Adam put his hand on her shoulder and his lips to her ear. “Pull on the pack,” he said. “On me. Tell him to go.”
“What if that just leaves him wandering around somewhere away from me?” she said, her shoulders hunching under his hand.
“You can’t help everyone,” he told her.
She gave him a look. “The day you take that advice is the day I listen to it from you.”
That was fair.
“Can you call someone to help?” he asked. “Your brother, Gary? One of the other walkers?”

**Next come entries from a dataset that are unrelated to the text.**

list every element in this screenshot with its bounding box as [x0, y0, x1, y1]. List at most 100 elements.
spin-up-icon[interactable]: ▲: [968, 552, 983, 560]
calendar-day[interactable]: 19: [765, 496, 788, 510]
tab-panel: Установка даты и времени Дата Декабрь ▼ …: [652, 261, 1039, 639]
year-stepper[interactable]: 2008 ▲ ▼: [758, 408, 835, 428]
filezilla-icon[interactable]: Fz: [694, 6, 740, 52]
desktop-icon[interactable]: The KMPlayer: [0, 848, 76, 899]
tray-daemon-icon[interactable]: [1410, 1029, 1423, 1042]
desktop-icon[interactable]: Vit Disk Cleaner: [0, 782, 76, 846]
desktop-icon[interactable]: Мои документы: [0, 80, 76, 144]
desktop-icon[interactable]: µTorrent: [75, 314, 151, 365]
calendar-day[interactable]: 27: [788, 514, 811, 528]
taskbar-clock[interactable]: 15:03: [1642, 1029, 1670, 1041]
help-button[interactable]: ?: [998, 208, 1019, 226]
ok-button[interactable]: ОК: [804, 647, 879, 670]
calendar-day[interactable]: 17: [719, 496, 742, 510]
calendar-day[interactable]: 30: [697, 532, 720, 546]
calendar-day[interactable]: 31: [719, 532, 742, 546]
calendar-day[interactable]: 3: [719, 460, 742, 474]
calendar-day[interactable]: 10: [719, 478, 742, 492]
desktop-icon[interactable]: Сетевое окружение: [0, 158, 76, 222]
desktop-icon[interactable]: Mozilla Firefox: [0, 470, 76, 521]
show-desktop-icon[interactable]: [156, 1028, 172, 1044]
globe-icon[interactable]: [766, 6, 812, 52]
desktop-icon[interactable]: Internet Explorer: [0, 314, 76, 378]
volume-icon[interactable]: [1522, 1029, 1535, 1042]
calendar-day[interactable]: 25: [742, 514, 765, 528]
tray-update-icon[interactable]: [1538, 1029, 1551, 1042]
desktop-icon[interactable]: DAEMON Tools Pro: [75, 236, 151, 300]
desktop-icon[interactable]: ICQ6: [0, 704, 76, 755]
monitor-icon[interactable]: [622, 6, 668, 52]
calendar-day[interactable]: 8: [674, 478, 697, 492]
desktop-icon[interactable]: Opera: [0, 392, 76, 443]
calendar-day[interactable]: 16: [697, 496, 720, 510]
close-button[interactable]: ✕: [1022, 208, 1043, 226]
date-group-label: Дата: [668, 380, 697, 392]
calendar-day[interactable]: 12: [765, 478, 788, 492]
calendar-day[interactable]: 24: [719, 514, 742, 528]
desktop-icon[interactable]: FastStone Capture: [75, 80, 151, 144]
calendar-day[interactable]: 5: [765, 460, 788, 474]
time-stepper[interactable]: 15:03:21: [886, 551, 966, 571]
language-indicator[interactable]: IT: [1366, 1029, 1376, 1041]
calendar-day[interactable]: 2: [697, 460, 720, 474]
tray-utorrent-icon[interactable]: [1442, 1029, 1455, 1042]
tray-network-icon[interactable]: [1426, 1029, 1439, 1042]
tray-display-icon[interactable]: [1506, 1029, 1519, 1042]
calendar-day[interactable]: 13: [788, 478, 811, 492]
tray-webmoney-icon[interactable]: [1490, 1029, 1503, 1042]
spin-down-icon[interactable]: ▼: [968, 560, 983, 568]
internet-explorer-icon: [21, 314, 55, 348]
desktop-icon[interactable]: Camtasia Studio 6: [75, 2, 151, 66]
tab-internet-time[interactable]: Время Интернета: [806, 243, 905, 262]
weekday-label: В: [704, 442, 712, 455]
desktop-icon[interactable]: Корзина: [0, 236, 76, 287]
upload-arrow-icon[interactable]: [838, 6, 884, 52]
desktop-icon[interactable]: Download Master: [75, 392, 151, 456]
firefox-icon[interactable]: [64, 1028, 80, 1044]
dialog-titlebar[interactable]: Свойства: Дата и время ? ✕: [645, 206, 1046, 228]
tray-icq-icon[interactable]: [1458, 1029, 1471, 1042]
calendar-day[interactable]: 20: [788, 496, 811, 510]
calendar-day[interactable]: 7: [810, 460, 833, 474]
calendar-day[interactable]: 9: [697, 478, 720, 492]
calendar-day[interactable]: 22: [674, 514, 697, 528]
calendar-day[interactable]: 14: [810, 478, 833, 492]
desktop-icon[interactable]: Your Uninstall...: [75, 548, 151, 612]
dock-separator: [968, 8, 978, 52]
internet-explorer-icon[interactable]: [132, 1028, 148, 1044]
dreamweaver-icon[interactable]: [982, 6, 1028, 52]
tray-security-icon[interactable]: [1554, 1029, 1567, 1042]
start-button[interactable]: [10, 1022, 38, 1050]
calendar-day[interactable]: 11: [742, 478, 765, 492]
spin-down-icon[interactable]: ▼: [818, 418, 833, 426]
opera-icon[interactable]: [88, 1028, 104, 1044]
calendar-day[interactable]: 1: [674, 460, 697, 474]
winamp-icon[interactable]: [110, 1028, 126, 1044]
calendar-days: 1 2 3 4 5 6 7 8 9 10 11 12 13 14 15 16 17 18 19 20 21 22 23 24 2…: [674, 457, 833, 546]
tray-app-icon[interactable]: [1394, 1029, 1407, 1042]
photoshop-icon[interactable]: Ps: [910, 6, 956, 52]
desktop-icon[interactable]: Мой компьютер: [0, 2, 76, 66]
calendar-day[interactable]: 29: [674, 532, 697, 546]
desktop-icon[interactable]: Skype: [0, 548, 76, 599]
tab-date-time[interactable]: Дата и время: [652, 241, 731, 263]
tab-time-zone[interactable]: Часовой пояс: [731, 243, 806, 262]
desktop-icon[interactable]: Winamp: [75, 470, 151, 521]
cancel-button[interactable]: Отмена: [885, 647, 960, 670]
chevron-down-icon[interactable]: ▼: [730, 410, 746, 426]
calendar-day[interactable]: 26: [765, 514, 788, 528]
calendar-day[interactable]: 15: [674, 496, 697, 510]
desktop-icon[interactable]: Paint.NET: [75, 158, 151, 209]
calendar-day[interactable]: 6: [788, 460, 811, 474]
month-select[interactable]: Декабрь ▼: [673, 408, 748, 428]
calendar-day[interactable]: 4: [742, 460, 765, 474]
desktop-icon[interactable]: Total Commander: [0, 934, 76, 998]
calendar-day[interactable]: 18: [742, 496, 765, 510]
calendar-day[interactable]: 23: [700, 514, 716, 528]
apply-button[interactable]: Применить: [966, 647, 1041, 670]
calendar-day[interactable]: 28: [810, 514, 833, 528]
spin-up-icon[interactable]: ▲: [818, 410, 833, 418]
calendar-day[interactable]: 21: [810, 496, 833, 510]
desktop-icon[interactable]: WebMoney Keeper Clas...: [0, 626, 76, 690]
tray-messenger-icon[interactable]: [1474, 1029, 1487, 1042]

She shook her head. “Tad always says that the real cool thing about being half one thing and half another is that no one can figure you out. He was being sarcastic about the ‘real cool’ part.”
“I gathered.”
“Even Gary’s powers work differently than mine do,” she said. She frowned a moment, and Adam felt her draw on the pack bonds—he pushed a little to speed things up.
“Aubrey Alan Worth,” she said with the punch of Alpha that let Adam force his pack members to obedience.
Adam hadn’t known Aubrey’s middle name. He didn’t think that anyone had said it aloud in Mercy’s hearing, either.
“Your time here is done.” Her voice, for all the power she was putting in it, was gentle. “Be at peace.”
Adam seldom felt magic—other than the magic inherent in being a werewolf and Alpha of his pack. But Mercy was his mate, he was touching her, and she was using his power to amplify her voice. He felt the weight of her magic—and he felt the backlash as something cold and old and empty pushed back.